Friday, 4 October 2013

Light shines on the dark web

I will soon be posting a "Bitcoins" primer - this is a fantastic experiment in free banking.  A currency not backed by government.

Not surprisingly the clamp down has started with the shut down of "The Silk Road".

What is the dark web exactly?

DARK WEB [Outside link]

A dark Internet or dark address refers to any or all unreachable network hosts on the Internet. It is also called dark address space.
The dark Internet should not be confused with either deep web or darknet. Whereas deep web and darknet stand for hard-to-find websites and secretive networks that sometimes span across the Internet, the dark Internet is any portion of the Internet that can no longer be accessed through conventional means.

A recent post on "The Verge" discusses how the dark web lives on.

The FBI busted Silk Road, but not the 'dark web' behind it [Outside Link]

Silk Road, the underground website where dealers sold illegal drugs, was supposed to be safe. The site was nestled deep in the dark web, accessible only through the anonymizing network Tor. All transactions were done in the anonymizing virtual currency Bitcoin. Its owner-operator, Dread Pirate Roberts, was said to be a criminal mastermind and technical wunderkind who never left a trail. It was all very hackerish and clandestine.

Here is a link to the TOR project.

TOR PROJECT [Outside link]

Tor was originally designed, implemented, and deployed as a third-generation onion routing project of the U.S. Naval Research Laboratory. It was originally developed with the U.S. Navy in mind, for the primary purpose of protecting government communications. Today, it is used every day for a wide variety of purposes by normal people, the military, journalists, law enforcement officers, activists, and many others.
 What is interest is what the first article points out:

And yet, today the FBI shut down the site and arrested Dread Pirate Roberts. "This is supposed to be some invisible black market bazaar. We made it visible," an FBI spokesperson told Forbes after the bust. "No one is beyond the reach of the FBI. We will find you."

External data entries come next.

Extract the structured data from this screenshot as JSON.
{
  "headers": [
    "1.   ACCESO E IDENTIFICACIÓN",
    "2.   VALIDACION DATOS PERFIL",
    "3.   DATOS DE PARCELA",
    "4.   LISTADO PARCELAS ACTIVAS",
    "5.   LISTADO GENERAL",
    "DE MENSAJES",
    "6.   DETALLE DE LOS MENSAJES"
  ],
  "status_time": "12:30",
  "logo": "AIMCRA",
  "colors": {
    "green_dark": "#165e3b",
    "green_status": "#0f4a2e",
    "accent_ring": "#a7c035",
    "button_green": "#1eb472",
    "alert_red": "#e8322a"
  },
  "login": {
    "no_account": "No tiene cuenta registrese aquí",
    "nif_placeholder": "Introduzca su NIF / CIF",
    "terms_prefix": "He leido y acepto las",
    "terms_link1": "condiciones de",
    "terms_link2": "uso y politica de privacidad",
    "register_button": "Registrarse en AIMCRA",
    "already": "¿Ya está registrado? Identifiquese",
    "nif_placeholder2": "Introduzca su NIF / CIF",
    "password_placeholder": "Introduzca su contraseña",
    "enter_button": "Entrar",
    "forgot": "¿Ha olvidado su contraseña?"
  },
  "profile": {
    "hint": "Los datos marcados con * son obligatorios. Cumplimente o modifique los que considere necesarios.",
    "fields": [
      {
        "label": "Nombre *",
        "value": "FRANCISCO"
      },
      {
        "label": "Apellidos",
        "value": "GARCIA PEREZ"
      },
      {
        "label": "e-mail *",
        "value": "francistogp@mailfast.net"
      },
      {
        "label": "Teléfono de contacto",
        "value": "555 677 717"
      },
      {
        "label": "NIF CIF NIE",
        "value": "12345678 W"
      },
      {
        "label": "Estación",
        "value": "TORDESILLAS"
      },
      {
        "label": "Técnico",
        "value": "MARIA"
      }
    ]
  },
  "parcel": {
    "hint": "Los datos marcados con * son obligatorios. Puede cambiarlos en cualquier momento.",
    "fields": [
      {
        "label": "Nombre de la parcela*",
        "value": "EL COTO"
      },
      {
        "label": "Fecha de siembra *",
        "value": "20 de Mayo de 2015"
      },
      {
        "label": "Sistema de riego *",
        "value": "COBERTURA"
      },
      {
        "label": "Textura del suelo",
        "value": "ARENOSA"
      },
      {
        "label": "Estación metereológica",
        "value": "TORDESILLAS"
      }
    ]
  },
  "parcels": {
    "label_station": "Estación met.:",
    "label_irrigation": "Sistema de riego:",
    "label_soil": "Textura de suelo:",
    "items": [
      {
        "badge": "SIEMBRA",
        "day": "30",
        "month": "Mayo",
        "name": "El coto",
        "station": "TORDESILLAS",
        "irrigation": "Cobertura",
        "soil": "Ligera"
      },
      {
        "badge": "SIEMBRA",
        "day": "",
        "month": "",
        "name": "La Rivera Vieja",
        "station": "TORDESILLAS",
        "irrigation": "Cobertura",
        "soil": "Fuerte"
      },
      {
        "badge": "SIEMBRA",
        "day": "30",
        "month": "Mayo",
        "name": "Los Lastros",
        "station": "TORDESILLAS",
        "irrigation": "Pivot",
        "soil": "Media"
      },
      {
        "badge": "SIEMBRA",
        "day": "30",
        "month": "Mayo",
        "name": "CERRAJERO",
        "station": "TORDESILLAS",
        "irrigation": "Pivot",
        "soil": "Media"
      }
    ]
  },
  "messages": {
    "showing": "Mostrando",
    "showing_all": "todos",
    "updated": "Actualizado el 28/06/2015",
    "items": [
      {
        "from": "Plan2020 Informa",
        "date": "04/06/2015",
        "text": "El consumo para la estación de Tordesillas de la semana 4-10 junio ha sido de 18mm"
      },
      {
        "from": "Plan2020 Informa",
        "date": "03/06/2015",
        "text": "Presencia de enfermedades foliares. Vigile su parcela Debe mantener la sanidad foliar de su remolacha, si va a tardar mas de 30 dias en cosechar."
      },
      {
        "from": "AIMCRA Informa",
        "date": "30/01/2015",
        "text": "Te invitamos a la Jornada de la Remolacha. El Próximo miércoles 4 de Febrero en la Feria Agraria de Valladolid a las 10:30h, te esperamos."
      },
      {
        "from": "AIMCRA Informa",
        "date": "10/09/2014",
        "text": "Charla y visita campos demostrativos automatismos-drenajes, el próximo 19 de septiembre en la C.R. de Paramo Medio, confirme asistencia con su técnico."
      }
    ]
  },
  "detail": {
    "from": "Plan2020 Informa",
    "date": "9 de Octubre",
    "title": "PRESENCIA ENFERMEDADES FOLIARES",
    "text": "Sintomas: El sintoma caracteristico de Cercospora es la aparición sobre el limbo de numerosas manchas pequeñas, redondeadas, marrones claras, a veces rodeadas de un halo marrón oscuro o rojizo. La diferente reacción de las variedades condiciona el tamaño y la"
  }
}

There is no place to hide.  However, according to TOR it is not broken but merely that the Silk Road owner made mistakes.  From the same article.

 "Tor is not broken," Karen Reilly, development director at the Tor Project, said in an email. "According to the criminal complaint, the accused was found through mistakes in operational security. Tor can not protect you if you use your legal name on a public forum, use a VPN with logs that are subject to a subpoena, or use any other services that collect personal information that is freely given or collected in the background."

What is clear is that TOR is used by a lot of people and not just criminals.  These people include journalists, activists and not doubt law enforcement officers.

More light will be shed on the dark web.